胰岛素抵抗是阿尔茨海默病(AD)的一个风险因素,尽管其在AD病因学中的作用尚不清楚。我们在51名无痴呆(ND;n = 37)和有认知障碍(CI;n = 14)的老年受试者中,使用空腹和胰岛素刺激测量方法评估胰岛素抵抗。CI受试者表现为轻度CI或AD。使用胰岛素抵抗的稳态模型评估(HOMA-IR)测量空腹胰岛素抵抗。使用高胰岛素-正常血糖钳夹评估胰岛素刺激的葡萄糖处置,以计算进入瘦体重(胰岛素刺激的葡萄糖处置的主要部位)的葡萄糖处置率。由于胰岛素可穿过血脑屏障,我们还评估了与基线相比,胰岛素输注是否会改善言语情景记忆。在基础状态和胰岛素刺激状态下,以平衡顺序进行不同但等效版本的认知测试。两组在年龄或体重指数方面无差异。认知受损受试者在空腹时(HOMA-IR;ND:1.09 [1.1] vs.
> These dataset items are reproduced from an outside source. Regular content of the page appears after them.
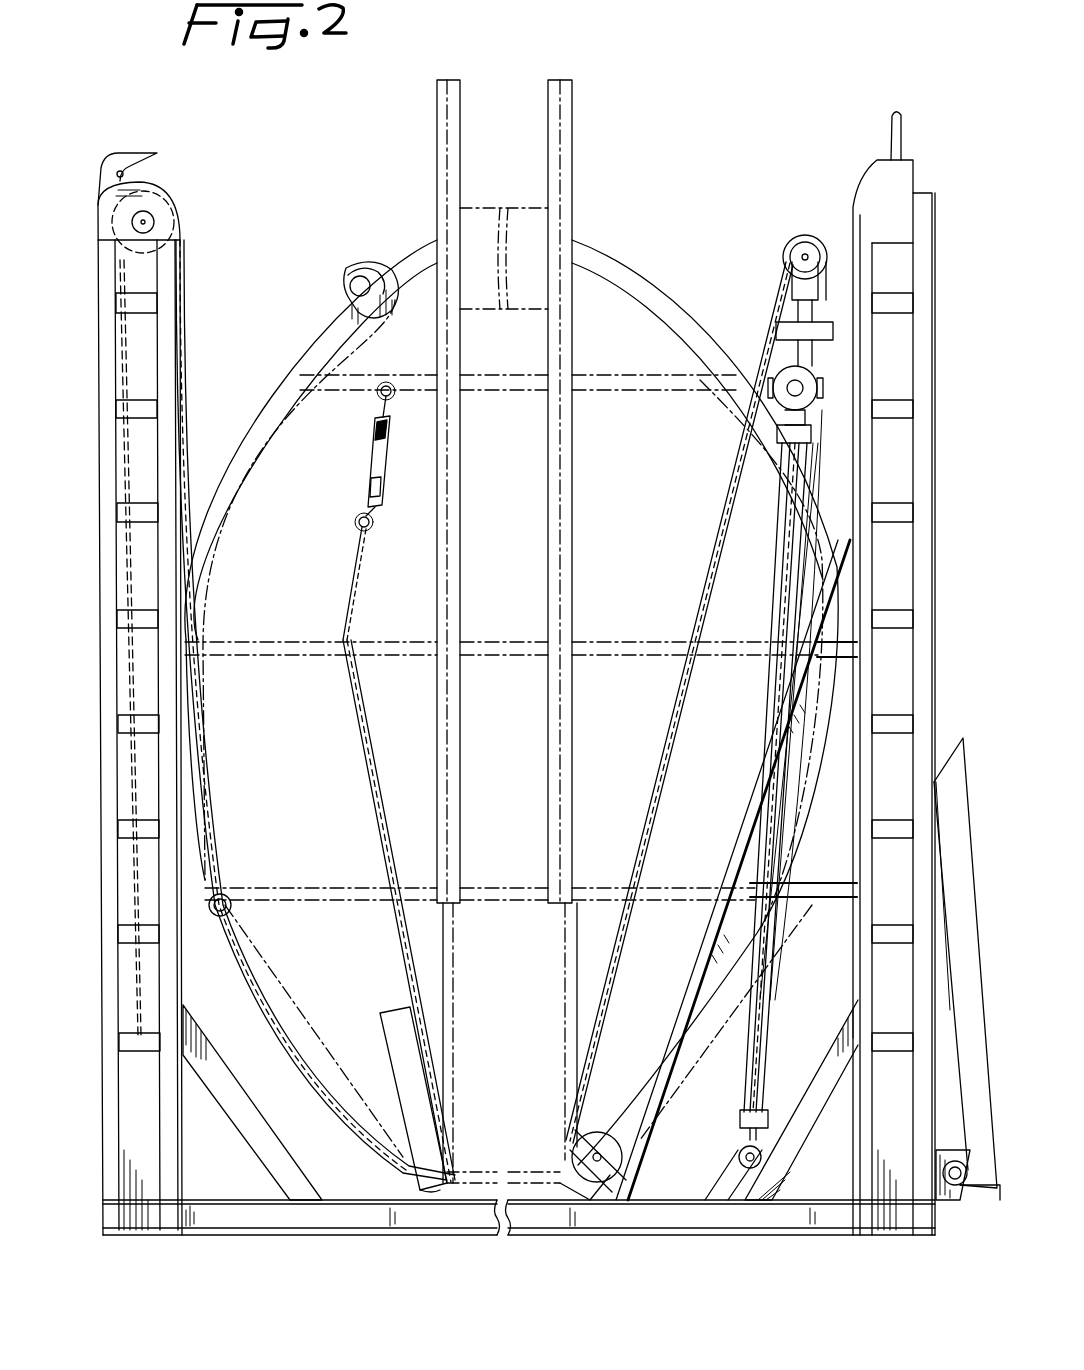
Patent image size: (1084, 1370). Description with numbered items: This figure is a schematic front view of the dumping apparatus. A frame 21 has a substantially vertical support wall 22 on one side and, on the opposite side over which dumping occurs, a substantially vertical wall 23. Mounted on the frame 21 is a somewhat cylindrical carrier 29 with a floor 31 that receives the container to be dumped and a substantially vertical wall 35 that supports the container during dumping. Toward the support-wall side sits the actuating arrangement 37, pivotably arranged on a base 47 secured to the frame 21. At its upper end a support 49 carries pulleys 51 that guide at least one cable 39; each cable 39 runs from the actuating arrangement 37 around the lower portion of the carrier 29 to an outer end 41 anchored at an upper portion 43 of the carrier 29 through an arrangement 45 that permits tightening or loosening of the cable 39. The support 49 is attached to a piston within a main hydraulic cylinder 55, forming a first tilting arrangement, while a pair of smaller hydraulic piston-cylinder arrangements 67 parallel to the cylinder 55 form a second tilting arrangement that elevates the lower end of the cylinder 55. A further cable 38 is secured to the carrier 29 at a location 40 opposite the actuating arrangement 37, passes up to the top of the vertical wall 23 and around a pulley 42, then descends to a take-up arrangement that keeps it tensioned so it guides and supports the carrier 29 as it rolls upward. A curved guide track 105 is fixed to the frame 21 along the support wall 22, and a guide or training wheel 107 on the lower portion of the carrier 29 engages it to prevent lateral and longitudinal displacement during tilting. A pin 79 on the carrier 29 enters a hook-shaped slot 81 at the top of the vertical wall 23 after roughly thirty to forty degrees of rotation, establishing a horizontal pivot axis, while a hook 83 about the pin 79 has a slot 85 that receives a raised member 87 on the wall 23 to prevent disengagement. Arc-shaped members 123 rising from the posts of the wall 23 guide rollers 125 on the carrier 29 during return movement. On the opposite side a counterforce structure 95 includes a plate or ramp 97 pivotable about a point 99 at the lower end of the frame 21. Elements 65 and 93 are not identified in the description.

The frame 21 is at (395, 1242).
The vertical support wall 22 is at (928, 554).
The vertical wall 23 is at (100, 405).
The carrier 29 is at (612, 262).
The floor 31 is at (483, 1198).
The vertical wall 35 is at (458, 95).
The actuating arrangement 37 is at (822, 462).
The cable 38 is at (182, 392).
The cable 39 is at (770, 340).
The location 40 is at (226, 900).
The outer end 41 is at (358, 524).
The pulley 42 is at (150, 240).
The upper portion 43 is at (383, 388).
The arrangement 45 is at (375, 422).
The base 47 is at (762, 1190).
The support 49 is at (833, 330).
The pulleys 51 is at (806, 244).
The cylinder 55 is at (803, 528).
The lower right pulley 65 is at (810, 393).
The hydraulic piston-cylinder arrangements 67 is at (803, 497).
The pin 79 is at (358, 286).
The hook-shaped slot 81 is at (120, 162).
The hook 83 is at (380, 268).
The slot 85 is at (348, 272).
The raised member 87 is at (122, 193).
The discharge chute 93 is at (397, 1107).
The counterforce structure 95 is at (946, 752).
The plate or ramp 97 is at (948, 958).
The point 99 is at (957, 1187).
The curved guide track 105 is at (773, 775).
The guide or training wheel 107 is at (615, 1200).
The arc-shaped members 123 is at (901, 118).
The rollers 125 is at (598, 1172).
CI:2.01 [2.3],p = 0.028)和高胰岛素钳夹期间(进入瘦体重的葡萄糖处置率;ND:9.9(4.5)vs. AD 7.2(3.2),p = 0.040)表现出更大的胰岛素抵抗。与ND受试者相比,认知受损受试者的空腹胰岛素也更高(CI:8.7 [7.8] vs. ND:4.2 [3.8] μU/mL;p = 0.023),空腹胰淀素更高(CI:24.1 [39.1] vs. 8.37 [14.2];p = 0.050),空腹血糖无差异。胰岛素输注对两组的一项言语情景记忆测试(自由和提示选择性回忆测试)产生了有害影响(p < 0.0001),而另一项任务(延迟逻辑记忆)的表现没有变化。在本研究中,尽管与ND对照组相比,认知受损受试者中观察到胰岛素抵抗,但胰岛素输注并未改善记忆。此外,HOMA-IR与葡萄糖处置率之间的显著相关性仅在ND组中存在(p = 0.0002),而在认知受损组中不存在(p = 0.884),这表明这些队列之间可能存在重要的生理差异。